Gareth approached as they were leaving, his shadow falling over Kael before he could react.

"They're measuring you," Gareth said quietly, only for Kael.

"It's not personal, they just... don't like to wait. Without me, you wouldn't have survived the Torrens, or made it here. Everything you've done so far, somehow, depended on me being there. That's all."

Kael didn't reply. He observed, calculated, measuring the intensity of the message, even if it was more of a reminder than a direct warning. In this place, every gesture, every word, could be key to survival.

"I'm not well," he said. The admission came out before he could filter it. Strange. He usually had better control.

Gareth tilted his head, with an almost genuine interest:

"Did you make a mistake?"

"Too many hours with Delfino, his curiosity is starting to rub off on me, that's all."

"Your curiosity is going to kill you, don't get involved in what you don't fully understand," Gareth said.

"Sleep. We are just starting and believe me, you don't want to face everything without having rested."

Kael nodded and went up the stairs to his room, small, windowless, near the latrines, repeating to himself:

Impossible.

Not as doubt. As a clue.

The night brought no dreams. Kael was awake when the sounds of the fortress changed: the rhythm of the guards, the creaking of the beams against the port wind, Delfino's silence which meant the madman was finally asleep.

Something didn't fit.

Xos said he gave him the tool "early." But Kael remembered that morning. He had eaten only stale bread and rancid cheese for breakfast, then visited Delfino. He hadn't seen Xos. He hadn't received anything.

Impossible.

The word wouldn't leave him. Xos had said it twice. Not you're lying. Not you're mistaken. Impossible. As if Kael's own memory had violated a natural law.

If Xos wasn't lying, and Kael knew he didn't forget, then... what?
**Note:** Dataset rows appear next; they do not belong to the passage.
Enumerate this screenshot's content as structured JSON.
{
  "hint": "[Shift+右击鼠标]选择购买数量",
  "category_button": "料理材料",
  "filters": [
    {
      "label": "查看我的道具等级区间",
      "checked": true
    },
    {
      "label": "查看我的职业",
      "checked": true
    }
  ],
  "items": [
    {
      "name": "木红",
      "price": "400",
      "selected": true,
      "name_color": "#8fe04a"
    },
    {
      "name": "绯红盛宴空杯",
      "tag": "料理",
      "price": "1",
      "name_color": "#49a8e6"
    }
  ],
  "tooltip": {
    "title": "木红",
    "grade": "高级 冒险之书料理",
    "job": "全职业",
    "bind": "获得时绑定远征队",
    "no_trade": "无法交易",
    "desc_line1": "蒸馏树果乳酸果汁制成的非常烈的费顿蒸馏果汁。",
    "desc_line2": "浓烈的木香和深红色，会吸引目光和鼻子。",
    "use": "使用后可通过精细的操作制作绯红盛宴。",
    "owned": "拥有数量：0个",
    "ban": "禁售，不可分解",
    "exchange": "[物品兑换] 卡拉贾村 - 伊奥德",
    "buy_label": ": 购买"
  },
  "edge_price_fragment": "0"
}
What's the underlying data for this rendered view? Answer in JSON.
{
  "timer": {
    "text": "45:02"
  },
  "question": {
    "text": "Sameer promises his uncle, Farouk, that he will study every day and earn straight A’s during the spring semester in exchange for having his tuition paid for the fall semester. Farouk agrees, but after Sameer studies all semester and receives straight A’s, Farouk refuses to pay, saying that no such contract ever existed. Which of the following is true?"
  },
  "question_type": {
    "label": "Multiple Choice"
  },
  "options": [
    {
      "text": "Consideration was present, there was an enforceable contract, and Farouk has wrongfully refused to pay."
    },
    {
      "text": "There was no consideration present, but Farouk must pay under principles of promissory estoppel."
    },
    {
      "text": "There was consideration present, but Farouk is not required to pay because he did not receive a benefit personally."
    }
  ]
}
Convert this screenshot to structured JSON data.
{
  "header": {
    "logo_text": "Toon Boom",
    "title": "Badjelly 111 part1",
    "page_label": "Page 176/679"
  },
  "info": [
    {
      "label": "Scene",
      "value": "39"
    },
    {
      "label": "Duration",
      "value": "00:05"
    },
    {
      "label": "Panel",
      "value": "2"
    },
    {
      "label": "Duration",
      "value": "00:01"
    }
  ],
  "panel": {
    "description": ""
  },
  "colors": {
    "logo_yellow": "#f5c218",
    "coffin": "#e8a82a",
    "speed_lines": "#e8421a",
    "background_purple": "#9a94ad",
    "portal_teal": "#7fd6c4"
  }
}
An alternative reality? No, that was Delfino's madness, so... what?

Unless...

He remained sitting on the bed even though the meeting was over. The darkness of the windowless room was complete. Better. He saw better with his eyes closed anyway.

They were both right. Xos remembered giving him the tool. Kael remembered not receiving it.

Two truths that could not coexist. And yet they did.

Someone had created a truth where the tool was delivered. And Kael now lived inside the truth where it never arrived.

The understanding fell upon him like ice water from a deep well.

In this fortress, truth was not a fact. It was a negotiation.

And he had been losing without even knowing he was sitting at the table.

Tomorrow, he thought. Tomorrow he would start creating his own truths.

And in the darkness, for the first time in seven days, he smiled. A genuine smile. With no one to see it. With no use for it. Only because, at last, he had understood the game.